As for advantages, WMs are usually very keyboard driven, you pretty much never have to touch the mouse. They also tend to be fairly light weight and use little RAM. My favourite i3 feature is that workspaces are per-monitor, so I could easily move multiple windows between monitors and not lose the way they are set up.

As for disadvantages, changing any system settings tends to be a research project, because there is no centralized solution, it’s even worse than Windows in this regard. Personally this is the main reason I switched back to KDE from i3. I could also never get theming to work quite right.

Dariusmiles2123,

Thanks for the really good and helpful explanation!

To be honest it’s often difficult to understand every Linux subtilities, but the community is really great and compensate the lack of information you’re getting inside your distribution.

Red_sun_in_the_sky,
@Red_sun_in_the_sky@lemmy.ml avatar

I would say aesthetically always preferred gnome but my laptop which is pretty low end ran slow on it. Kde is in that ballpark for my laptop in terms slowdowns but for the most part it floated through. That was when I used like manjaro.

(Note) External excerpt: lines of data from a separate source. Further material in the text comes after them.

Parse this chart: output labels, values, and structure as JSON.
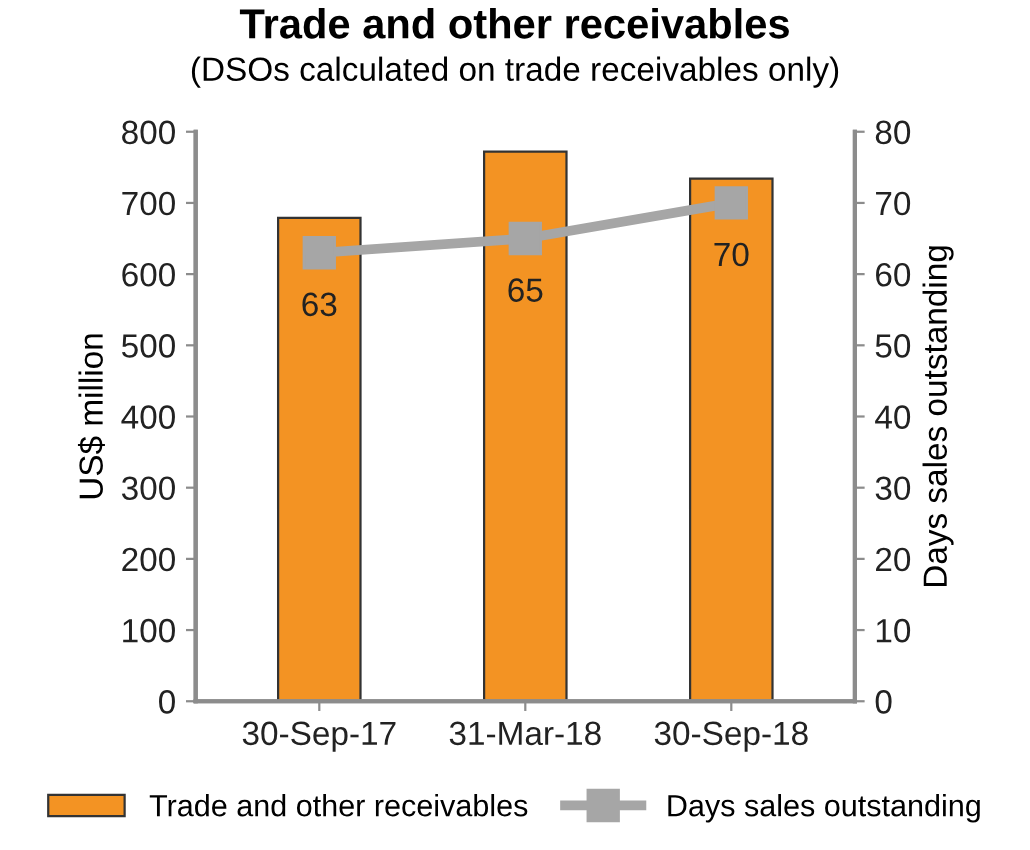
{
  "chart_data": {
    "type": "bar",
    "title": "Trade and other receivables",
    "subtitle": "(DSOs calculated on trade receivables only)",
    "ylabel": "US$ million",
    "y2label": "Days sales outstanding",
    "categories": [
      "30-Sep-17",
      "31-Mar-18",
      "30-Sep-18"
    ],
    "series": [
      {
        "name": "Trade and other receivables",
        "color": "#f39323",
        "values": [
          679,
          772,
          734
        ]
      },
      {
        "name": "Days sales outstanding",
        "type": "line",
        "axis": "y2",
        "color": "#a6a6a6",
        "values": [
          63,
          65,
          70
        ],
        "value_labels": [
          "63",
          "65",
          "70"
        ],
        "marker": "square"
      }
    ],
    "ylim": [
      0,
      800
    ],
    "yticks": [
      0,
      100,
      200,
      300,
      400,
      500,
      600,
      700,
      800
    ],
    "y2lim": [
      0,
      80
    ],
    "y2ticks": [
      0,
      10,
      20,
      30,
      40,
      50,
      60,
      70,
      80
    ],
    "grid": false,
    "legend": "bottom"
  }
}
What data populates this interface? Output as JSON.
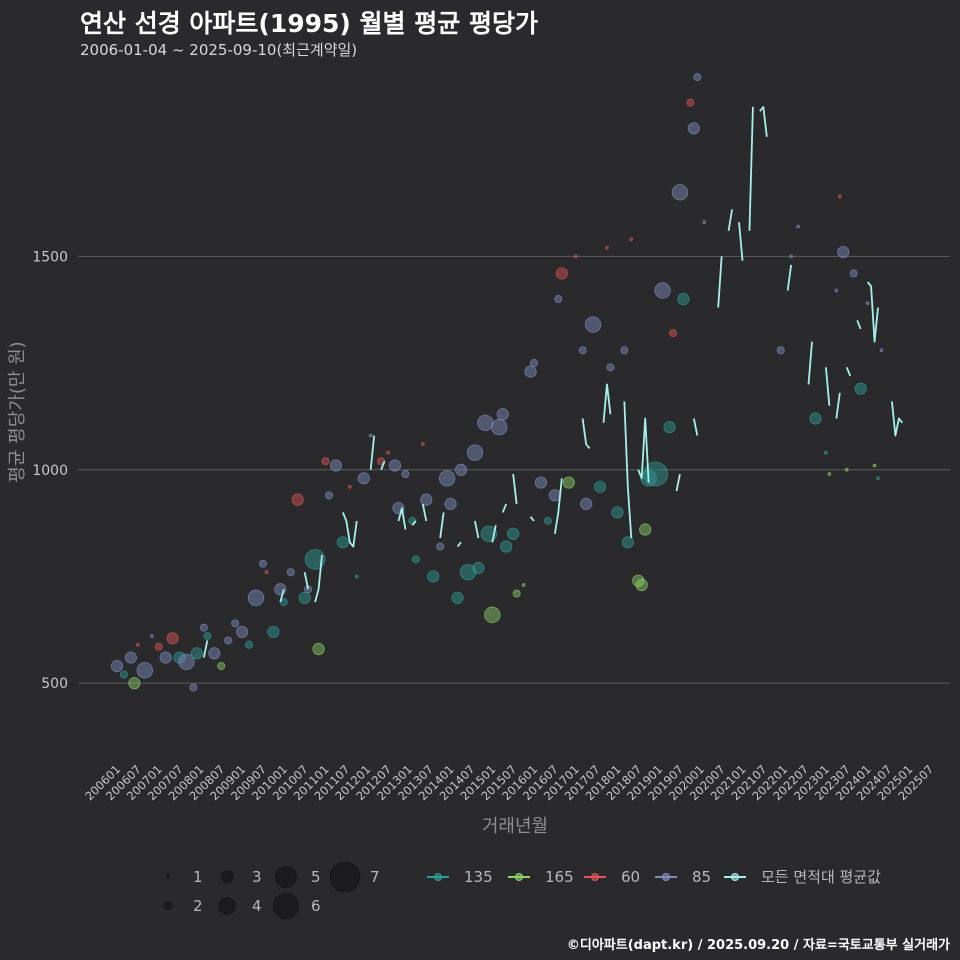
{
  "header": {
    "title": "연산 선경 아파트(1995) 월별 평균 평당가",
    "subtitle": "2006-01-04 ~ 2025-09-10(최근계약일)",
    "credit": "©디아파트(dapt.kr) / 2025.09.20 / 자료=국토교통부 실거래가"
  },
  "colors": {
    "background": "#2a2a2c",
    "grid": "#5c5c5c",
    "avg": "#a6f0ec",
    "s135": "#2f9e97",
    "s165": "#8ed36a",
    "s60": "#e05555",
    "s85": "#7f8ec0"
  },
  "chart_data": {
    "type": "scatter",
    "title": "연산 선경 아파트(1995) 월별 평균 평당가",
    "xlabel": "거래년월",
    "ylabel": "평균 평당가(만 원)",
    "ylim": [
      320,
      1960
    ],
    "yticks": [
      500,
      1000,
      1500
    ],
    "xticks": [
      "200601",
      "200607",
      "200701",
      "200707",
      "200801",
      "200807",
      "200901",
      "200907",
      "201001",
      "201007",
      "201101",
      "201107",
      "201201",
      "201207",
      "201301",
      "201307",
      "201401",
      "201407",
      "201501",
      "201507",
      "201601",
      "201607",
      "201701",
      "201707",
      "201801",
      "201807",
      "201901",
      "201907",
      "202001",
      "202007",
      "202101",
      "202107",
      "202201",
      "202207",
      "202301",
      "202307",
      "202401",
      "202407",
      "202501",
      "202507"
    ],
    "size_legend": [
      1,
      2,
      3,
      4,
      5,
      6,
      7
    ],
    "series_legend": [
      "135",
      "165",
      "60",
      "85",
      "모든 면적대 평균값"
    ],
    "avg_line": [
      [
        0,
        520
      ],
      [
        2,
        530
      ],
      [
        4,
        525
      ],
      [
        6,
        535
      ],
      [
        9,
        540
      ],
      [
        12,
        552
      ],
      [
        14,
        565
      ],
      [
        16,
        560
      ],
      [
        18,
        545
      ],
      [
        20,
        540
      ],
      [
        23,
        538
      ],
      [
        25,
        560
      ],
      [
        26,
        600
      ],
      [
        28,
        605
      ],
      [
        30,
        590
      ],
      [
        32,
        585
      ],
      [
        34,
        570
      ],
      [
        36,
        580
      ],
      [
        39,
        575
      ],
      [
        41,
        620
      ],
      [
        43,
        650
      ],
      [
        45,
        660
      ],
      [
        47,
        690
      ],
      [
        48,
        720
      ],
      [
        50,
        740
      ],
      [
        52,
        735
      ],
      [
        54,
        760
      ],
      [
        55,
        720
      ],
      [
        57,
        690
      ],
      [
        58,
        720
      ],
      [
        59,
        800
      ],
      [
        61,
        870
      ],
      [
        63,
        920
      ],
      [
        65,
        900
      ],
      [
        66,
        880
      ],
      [
        67,
        830
      ],
      [
        68,
        820
      ],
      [
        69,
        880
      ],
      [
        71,
        890
      ],
      [
        73,
        1000
      ],
      [
        74,
        1080
      ],
      [
        76,
        1000
      ],
      [
        77,
        1020
      ],
      [
        79,
        1010
      ],
      [
        81,
        880
      ],
      [
        82,
        910
      ],
      [
        83,
        860
      ],
      [
        85,
        870
      ],
      [
        86,
        880
      ],
      [
        88,
        920
      ],
      [
        89,
        880
      ],
      [
        91,
        830
      ],
      [
        93,
        840
      ],
      [
        94,
        900
      ],
      [
        96,
        860
      ],
      [
        98,
        820
      ],
      [
        99,
        830
      ],
      [
        101,
        850
      ],
      [
        103,
        880
      ],
      [
        104,
        840
      ],
      [
        106,
        850
      ],
      [
        108,
        830
      ],
      [
        109,
        870
      ],
      [
        111,
        900
      ],
      [
        112,
        920
      ],
      [
        114,
        990
      ],
      [
        115,
        920
      ],
      [
        117,
        920
      ],
      [
        119,
        890
      ],
      [
        120,
        880
      ],
      [
        122,
        860
      ],
      [
        124,
        870
      ],
      [
        126,
        850
      ],
      [
        127,
        900
      ],
      [
        128,
        980
      ],
      [
        130,
        1020
      ],
      [
        132,
        1100
      ],
      [
        134,
        1120
      ],
      [
        135,
        1060
      ],
      [
        136,
        1050
      ],
      [
        138,
        1080
      ],
      [
        140,
        1110
      ],
      [
        141,
        1200
      ],
      [
        142,
        1130
      ],
      [
        144,
        1180
      ],
      [
        146,
        1160
      ],
      [
        147,
        960
      ],
      [
        148,
        840
      ],
      [
        150,
        1000
      ],
      [
        151,
        980
      ],
      [
        152,
        1120
      ],
      [
        153,
        970
      ],
      [
        155,
        950
      ],
      [
        157,
        1020
      ],
      [
        159,
        1010
      ],
      [
        161,
        950
      ],
      [
        162,
        990
      ],
      [
        164,
        1060
      ],
      [
        166,
        1120
      ],
      [
        167,
        1080
      ],
      [
        169,
        1150
      ],
      [
        171,
        1260
      ],
      [
        173,
        1380
      ],
      [
        174,
        1500
      ],
      [
        176,
        1560
      ],
      [
        177,
        1610
      ],
      [
        179,
        1580
      ],
      [
        180,
        1490
      ],
      [
        182,
        1560
      ],
      [
        183,
        1850
      ],
      [
        185,
        1840
      ],
      [
        186,
        1850
      ],
      [
        187,
        1780
      ],
      [
        189,
        1280
      ],
      [
        191,
        1390
      ],
      [
        193,
        1420
      ],
      [
        194,
        1480
      ],
      [
        196,
        1480
      ],
      [
        199,
        1200
      ],
      [
        200,
        1300
      ],
      [
        202,
        1300
      ],
      [
        204,
        1240
      ],
      [
        205,
        1150
      ],
      [
        207,
        1120
      ],
      [
        208,
        1180
      ],
      [
        210,
        1240
      ],
      [
        211,
        1220
      ],
      [
        213,
        1350
      ],
      [
        214,
        1330
      ],
      [
        216,
        1440
      ],
      [
        217,
        1430
      ],
      [
        218,
        1300
      ],
      [
        219,
        1380
      ],
      [
        221,
        1230
      ],
      [
        223,
        1160
      ],
      [
        224,
        1080
      ],
      [
        225,
        1120
      ],
      [
        226,
        1110
      ],
      [
        228,
        1250
      ]
    ],
    "points": [
      [
        0,
        540,
        "85",
        3
      ],
      [
        2,
        520,
        "135",
        2
      ],
      [
        4,
        560,
        "85",
        3
      ],
      [
        5,
        500,
        "165",
        3
      ],
      [
        6,
        590,
        "60",
        1
      ],
      [
        8,
        530,
        "85",
        4
      ],
      [
        10,
        610,
        "85",
        1
      ],
      [
        12,
        585,
        "60",
        2
      ],
      [
        14,
        560,
        "85",
        3
      ],
      [
        16,
        605,
        "60",
        3
      ],
      [
        18,
        560,
        "135",
        3
      ],
      [
        20,
        550,
        "85",
        4
      ],
      [
        22,
        490,
        "85",
        2
      ],
      [
        23,
        570,
        "135",
        3
      ],
      [
        25,
        630,
        "85",
        2
      ],
      [
        26,
        610,
        "135",
        2
      ],
      [
        28,
        570,
        "85",
        3
      ],
      [
        30,
        540,
        "165",
        2
      ],
      [
        32,
        600,
        "85",
        2
      ],
      [
        34,
        640,
        "85",
        2
      ],
      [
        36,
        620,
        "85",
        3
      ],
      [
        38,
        590,
        "135",
        2
      ],
      [
        40,
        700,
        "85",
        4
      ],
      [
        42,
        780,
        "85",
        2
      ],
      [
        43,
        760,
        "60",
        1
      ],
      [
        45,
        620,
        "135",
        3
      ],
      [
        47,
        720,
        "85",
        3
      ],
      [
        48,
        690,
        "135",
        2
      ],
      [
        50,
        760,
        "85",
        2
      ],
      [
        52,
        930,
        "60",
        3
      ],
      [
        54,
        700,
        "135",
        3
      ],
      [
        55,
        720,
        "85",
        2
      ],
      [
        57,
        790,
        "135",
        5
      ],
      [
        58,
        580,
        "165",
        3
      ],
      [
        60,
        1020,
        "60",
        2
      ],
      [
        61,
        940,
        "85",
        2
      ],
      [
        63,
        1010,
        "85",
        3
      ],
      [
        65,
        830,
        "135",
        3
      ],
      [
        67,
        960,
        "60",
        1
      ],
      [
        69,
        750,
        "135",
        1
      ],
      [
        71,
        980,
        "85",
        3
      ],
      [
        73,
        1080,
        "85",
        1
      ],
      [
        76,
        1020,
        "60",
        2
      ],
      [
        78,
        1040,
        "60",
        1
      ],
      [
        80,
        1010,
        "85",
        3
      ],
      [
        81,
        910,
        "85",
        3
      ],
      [
        83,
        990,
        "85",
        2
      ],
      [
        85,
        880,
        "135",
        2
      ],
      [
        86,
        790,
        "135",
        2
      ],
      [
        88,
        1060,
        "60",
        1
      ],
      [
        89,
        930,
        "85",
        3
      ],
      [
        91,
        750,
        "135",
        3
      ],
      [
        93,
        820,
        "85",
        2
      ],
      [
        95,
        980,
        "85",
        4
      ],
      [
        96,
        920,
        "85",
        3
      ],
      [
        98,
        700,
        "135",
        3
      ],
      [
        99,
        1000,
        "85",
        3
      ],
      [
        101,
        760,
        "135",
        4
      ],
      [
        103,
        1040,
        "85",
        4
      ],
      [
        104,
        770,
        "135",
        3
      ],
      [
        106,
        1110,
        "85",
        4
      ],
      [
        107,
        850,
        "135",
        4
      ],
      [
        108,
        660,
        "165",
        4
      ],
      [
        110,
        1100,
        "85",
        4
      ],
      [
        111,
        1130,
        "85",
        3
      ],
      [
        112,
        820,
        "135",
        3
      ],
      [
        114,
        850,
        "135",
        3
      ],
      [
        115,
        710,
        "165",
        2
      ],
      [
        117,
        730,
        "165",
        1
      ],
      [
        119,
        1230,
        "85",
        3
      ],
      [
        120,
        1250,
        "85",
        2
      ],
      [
        122,
        970,
        "85",
        3
      ],
      [
        124,
        880,
        "135",
        2
      ],
      [
        126,
        940,
        "85",
        3
      ],
      [
        127,
        1400,
        "85",
        2
      ],
      [
        128,
        1460,
        "60",
        3
      ],
      [
        130,
        970,
        "165",
        3
      ],
      [
        132,
        1500,
        "60",
        1
      ],
      [
        134,
        1280,
        "85",
        2
      ],
      [
        135,
        920,
        "85",
        3
      ],
      [
        137,
        1340,
        "85",
        4
      ],
      [
        139,
        960,
        "135",
        3
      ],
      [
        141,
        1520,
        "60",
        1
      ],
      [
        142,
        1240,
        "85",
        2
      ],
      [
        144,
        900,
        "135",
        3
      ],
      [
        146,
        1280,
        "85",
        2
      ],
      [
        147,
        830,
        "135",
        3
      ],
      [
        148,
        1540,
        "60",
        1
      ],
      [
        150,
        740,
        "165",
        3
      ],
      [
        151,
        730,
        "165",
        3
      ],
      [
        152,
        860,
        "165",
        3
      ],
      [
        153,
        980,
        "135",
        4
      ],
      [
        155,
        990,
        "135",
        6
      ],
      [
        157,
        1420,
        "85",
        4
      ],
      [
        159,
        1100,
        "135",
        3
      ],
      [
        160,
        1320,
        "60",
        2
      ],
      [
        162,
        1650,
        "85",
        4
      ],
      [
        163,
        1400,
        "135",
        3
      ],
      [
        165,
        1860,
        "60",
        2
      ],
      [
        166,
        1800,
        "85",
        3
      ],
      [
        167,
        1920,
        "85",
        2
      ],
      [
        169,
        1580,
        "85",
        1
      ],
      [
        191,
        1280,
        "85",
        2
      ],
      [
        194,
        1500,
        "85",
        1
      ],
      [
        196,
        1570,
        "85",
        1
      ],
      [
        201,
        1120,
        "135",
        3
      ],
      [
        204,
        1040,
        "135",
        1
      ],
      [
        205,
        990,
        "165",
        1
      ],
      [
        207,
        1420,
        "85",
        1
      ],
      [
        208,
        1640,
        "60",
        1
      ],
      [
        209,
        1510,
        "85",
        3
      ],
      [
        210,
        1000,
        "165",
        1
      ],
      [
        212,
        1460,
        "85",
        2
      ],
      [
        214,
        1190,
        "135",
        3
      ],
      [
        216,
        1390,
        "85",
        1
      ],
      [
        218,
        1010,
        "165",
        1
      ],
      [
        219,
        980,
        "135",
        1
      ],
      [
        220,
        1280,
        "85",
        1
      ]
    ]
  }
}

But I moved on to antix for stability. It has icewm that they configured for the distro. I loved it.

Due to some hardware issue I tested out other distros to see if it was hardware issue or not. Currently my laptop has gnome on it I think.

governorkeagan,

Gnome on laptops (gestures just work really well!) and KDE on desktop. Although I don’t use half of the customisation features of KDE

null,

This is the way

JackGreenEarth,

GNOME with a bunch of extensions and themes. It looks and works way better than Plasma, which I’ve tried, and I find the UI too crowded and unpolished.